Chile verde is to be found in two burritos at Johnny’s. One is eponymously named, but the other rides in the place of honor atop the small menu board: chile relleno burrito with pork. Upon my query, I was told that yes, the pork in question is the selfsame chile verde. While Sancha plowed her way through what looked like a thoroughly credible bean burrito, I quietly communed with what would prove to be tubular manna from above, a Faberge egg-like wonderment that is best described in reverse based on an examination halfway through its consumption. Imagine the burrito version of a cutaway view of a woman with child or of the Great Mother herself. At the nucleus, a soft, pliable, not quite molten fetus of white cheese; that, gently enveloped in the womb of a mild Anaheim chile; that, wrapped softly by a stratum of fluffy, chick-yellow egg; that, floating in the warm, rich, life-giving amnius of the chile verde itself, the pork a miracle of tenderness, the stewed sauce not technically verde at all but rather tinged red (perhaps by the inclusion of a single red chile among the green in its base, or a red tomato among the tomatillos?) and brought to a level of perfect buoyancy by a suffusion of sunset-orange cheese; all that, wrapped in the soft skin of a tortilla; and finally protected by swaddling cloth of paper and a shining mantle of foil, upon which is scrawled in black sharpie, “CR,” which I suppose stands for “Chile Relleno,” but which might just as well signify “Christ Returned.”

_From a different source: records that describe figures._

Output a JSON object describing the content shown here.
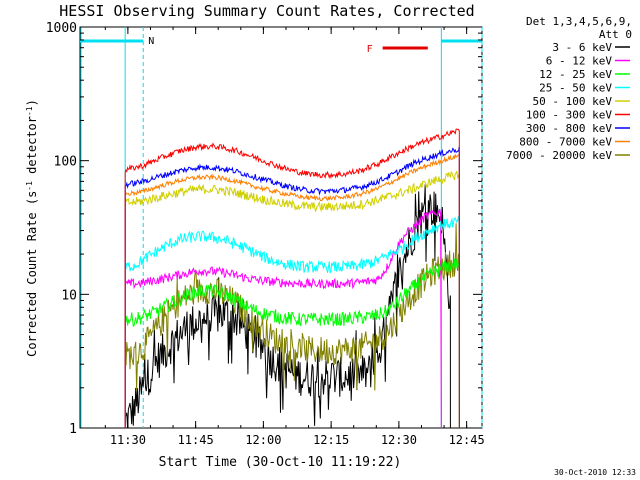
{
  "chart_data": {
    "type": "line",
    "title": "HESSI Observing Summary Count Rates, Corrected",
    "xlabel": "Start Time (30-Oct-10 11:19:22)",
    "ylabel_parts": [
      "Corrected Count Rate (s",
      "-1",
      " detector",
      "-1",
      ")"
    ],
    "x_unit": "minutes after 11:19:22 UT, 30-Oct-2010",
    "xlim": [
      0,
      89
    ],
    "ylim": [
      1,
      1000
    ],
    "yscale": "log",
    "x_ticks": [
      {
        "label": "11:30",
        "value": 10.6
      },
      {
        "label": "11:45",
        "value": 25.6
      },
      {
        "label": "12:00",
        "value": 40.6
      },
      {
        "label": "12:15",
        "value": 55.6
      },
      {
        "label": "12:30",
        "value": 70.6
      },
      {
        "label": "12:45",
        "value": 85.6
      }
    ],
    "y_ticks": [
      {
        "label": "1",
        "value": 1
      },
      {
        "label": "10",
        "value": 10
      },
      {
        "label": "100",
        "value": 100
      },
      {
        "label": "1000",
        "value": 1000
      }
    ],
    "legend": {
      "position": "right",
      "header": [
        "Det 1,3,4,5,6,9,",
        "Att 0"
      ],
      "entries": [
        "3 - 6 keV",
        "6 - 12 keV",
        "12 - 25 keV",
        "25 - 50 keV",
        "50 - 100 keV",
        "100 - 300 keV",
        "300 - 800 keV",
        "800 - 7000 keV",
        "7000 - 20000 keV"
      ]
    },
    "timestamp": "30-Oct-2010 12:33",
    "annotations": {
      "night_label": "N",
      "flare_label": "F",
      "night_bars": [
        [
          0,
          14
        ],
        [
          80,
          89
        ]
      ],
      "flare_bar": [
        67,
        77
      ]
    },
    "series": [
      {
        "name": "3 - 6 keV",
        "color": "#000000",
        "noise": 0.35,
        "spikes": 0.4,
        "x": [
          10,
          12,
          14,
          16,
          18,
          20,
          22,
          24,
          26,
          28,
          30,
          32,
          34,
          36,
          38,
          40,
          42,
          44,
          46,
          48,
          50,
          52,
          54,
          56,
          58,
          60,
          62,
          64,
          66,
          68,
          70,
          72,
          74,
          76,
          78,
          80,
          82
        ],
        "y": [
          1.1,
          1.4,
          2.0,
          2.8,
          3.5,
          4.2,
          5.0,
          5.8,
          6.3,
          6.8,
          7.0,
          7.2,
          6.8,
          5.8,
          4.8,
          4.0,
          3.4,
          3.0,
          2.7,
          2.5,
          2.4,
          2.4,
          2.4,
          2.4,
          2.4,
          2.5,
          2.5,
          2.6,
          3.5,
          6.0,
          12,
          20,
          30,
          40,
          45,
          40,
          8.0
        ]
      },
      {
        "name": "6 - 12 keV",
        "color": "#ff00ff",
        "noise": 0.08,
        "spikes": 0,
        "x": [
          10,
          12,
          14,
          16,
          18,
          20,
          22,
          24,
          26,
          28,
          30,
          32,
          34,
          36,
          38,
          40,
          42,
          44,
          46,
          48,
          50,
          52,
          54,
          56,
          58,
          60,
          62,
          64,
          66,
          68,
          70,
          72,
          74,
          76,
          78,
          80
        ],
        "y": [
          12,
          12,
          12.2,
          12.6,
          13,
          13.5,
          14,
          14.5,
          15,
          15,
          14.8,
          14.5,
          14,
          13.5,
          13,
          12.7,
          12.5,
          12.3,
          12.2,
          12.1,
          12,
          12,
          12,
          12,
          12,
          12.1,
          12.3,
          12.5,
          13,
          16,
          22,
          28,
          32,
          37,
          40,
          42
        ]
      },
      {
        "name": "12 - 25 keV",
        "color": "#00ff00",
        "noise": 0.12,
        "spikes": 0,
        "x": [
          10,
          12,
          14,
          16,
          18,
          20,
          22,
          24,
          26,
          28,
          30,
          32,
          34,
          36,
          38,
          40,
          42,
          44,
          46,
          48,
          50,
          52,
          54,
          56,
          58,
          60,
          62,
          64,
          66,
          68,
          70,
          72,
          74,
          76,
          78,
          80,
          82,
          84
        ],
        "y": [
          6.5,
          6.5,
          6.8,
          7.2,
          7.8,
          8.5,
          9.2,
          10,
          10.5,
          10.8,
          10.5,
          10,
          9.2,
          8.4,
          7.8,
          7.3,
          7,
          6.8,
          6.6,
          6.5,
          6.5,
          6.5,
          6.5,
          6.5,
          6.5,
          6.6,
          6.7,
          6.8,
          7,
          7.5,
          8.5,
          10,
          11.5,
          13,
          14.5,
          15.5,
          16.5,
          17
        ]
      },
      {
        "name": "25 - 50 keV",
        "color": "#00ffff",
        "noise": 0.1,
        "spikes": 0,
        "x": [
          10,
          12,
          14,
          16,
          18,
          20,
          22,
          24,
          26,
          28,
          30,
          32,
          34,
          36,
          38,
          40,
          42,
          44,
          46,
          48,
          50,
          52,
          54,
          56,
          58,
          60,
          62,
          64,
          66,
          68,
          70,
          72,
          74,
          76,
          78,
          80,
          82,
          84
        ],
        "y": [
          16,
          16.5,
          18,
          20,
          22,
          24,
          25.5,
          26.5,
          27,
          27,
          26.5,
          25.5,
          24,
          22.5,
          21,
          19.5,
          18.2,
          17.3,
          16.7,
          16.3,
          16,
          16,
          16,
          16,
          16,
          16.2,
          16.5,
          17,
          18,
          19.5,
          21,
          23,
          26,
          28.5,
          31,
          33,
          34,
          35
        ]
      },
      {
        "name": "50 - 100 keV",
        "color": "#d0d000",
        "noise": 0.08,
        "spikes": 0,
        "x": [
          10,
          14,
          18,
          22,
          26,
          30,
          34,
          38,
          42,
          46,
          50,
          54,
          58,
          62,
          66,
          70,
          74,
          78,
          82,
          84
        ],
        "y": [
          48,
          50,
          54,
          58,
          61,
          61,
          58,
          54,
          50,
          47,
          45.5,
          45,
          45.5,
          47,
          51,
          56,
          62,
          70,
          76,
          80
        ]
      },
      {
        "name": "100 - 300 keV",
        "color": "#ff0000",
        "noise": 0.05,
        "spikes": 0,
        "x": [
          10,
          14,
          18,
          22,
          26,
          30,
          34,
          38,
          42,
          46,
          50,
          54,
          58,
          62,
          66,
          70,
          74,
          78,
          82,
          84
        ],
        "y": [
          85,
          92,
          105,
          118,
          127,
          128,
          120,
          108,
          96,
          86,
          80,
          78,
          79,
          84,
          95,
          112,
          130,
          145,
          160,
          170
        ]
      },
      {
        "name": "300 - 800 keV",
        "color": "#0000ff",
        "noise": 0.05,
        "spikes": 0,
        "x": [
          10,
          14,
          18,
          22,
          26,
          30,
          34,
          38,
          42,
          46,
          50,
          54,
          58,
          62,
          66,
          70,
          74,
          78,
          82,
          84
        ],
        "y": [
          66,
          70,
          77,
          84,
          89,
          89,
          84,
          77,
          70,
          64,
          60,
          59,
          60,
          63,
          70,
          81,
          96,
          108,
          118,
          122
        ]
      },
      {
        "name": "800 - 7000 keV",
        "color": "#ff8000",
        "noise": 0.04,
        "spikes": 0,
        "x": [
          10,
          14,
          18,
          22,
          26,
          30,
          34,
          38,
          42,
          46,
          50,
          54,
          58,
          62,
          66,
          70,
          74,
          78,
          82,
          84
        ],
        "y": [
          56,
          59,
          65,
          71,
          75,
          75,
          71,
          65,
          60,
          56,
          53,
          52,
          53,
          56,
          62,
          72,
          84,
          95,
          104,
          110
        ]
      },
      {
        "name": "7000 - 20000 keV",
        "color": "#808000",
        "noise": 0.25,
        "spikes": 0.15,
        "x": [
          10,
          12,
          14,
          16,
          18,
          20,
          22,
          24,
          26,
          28,
          30,
          32,
          34,
          36,
          38,
          40,
          42,
          44,
          46,
          48,
          50,
          52,
          54,
          56,
          58,
          60,
          62,
          64,
          66,
          68,
          70,
          72,
          74,
          76,
          78,
          80,
          82,
          84
        ],
        "y": [
          3.5,
          3.5,
          4.0,
          5.0,
          6.2,
          7.5,
          8.8,
          9.8,
          10.5,
          10.8,
          10.5,
          9.8,
          8.8,
          7.6,
          6.5,
          5.6,
          4.9,
          4.4,
          4.1,
          3.9,
          3.8,
          3.8,
          3.8,
          3.8,
          3.8,
          3.9,
          4.0,
          4.2,
          4.6,
          5.2,
          6.5,
          8.5,
          10.5,
          12.5,
          14.5,
          16,
          17,
          18
        ]
      }
    ]
  }
}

This is a large burrito, but not so large that I didn’t consume every bite and order another two to carry on our long journey. It might have left me bloated and dyspeptic, but no. Even after the half hour it has taken me type this upon a borrowed laptop, it has left me, rather, rejuvenated, restored, healed in mind and body.

My faith has been renewed. The burrito is perfectible, and I might well have found it at Johnny’s. Do you hear me, Monty Zooma? Do you hear me, world? I am the king of my domain name, at theperfectburrito.com, but I hereby project global power and plant a flag at Johnny’s. You may not claim it from me, for I have placed it on a virtual hold. And I will return, if not to crown the King of Kings, then, at least, to try the carne asada.

So dear reader, I continue my journey, but I will do so with a lighter heart, feeling no longer every one of my fiftysomething years, but less than half that, all sinew and determination, nearly godlike in the knowledge that although I may yet find a More Perfect Burrito, the charlatan Zooma will never find one better than I have found here.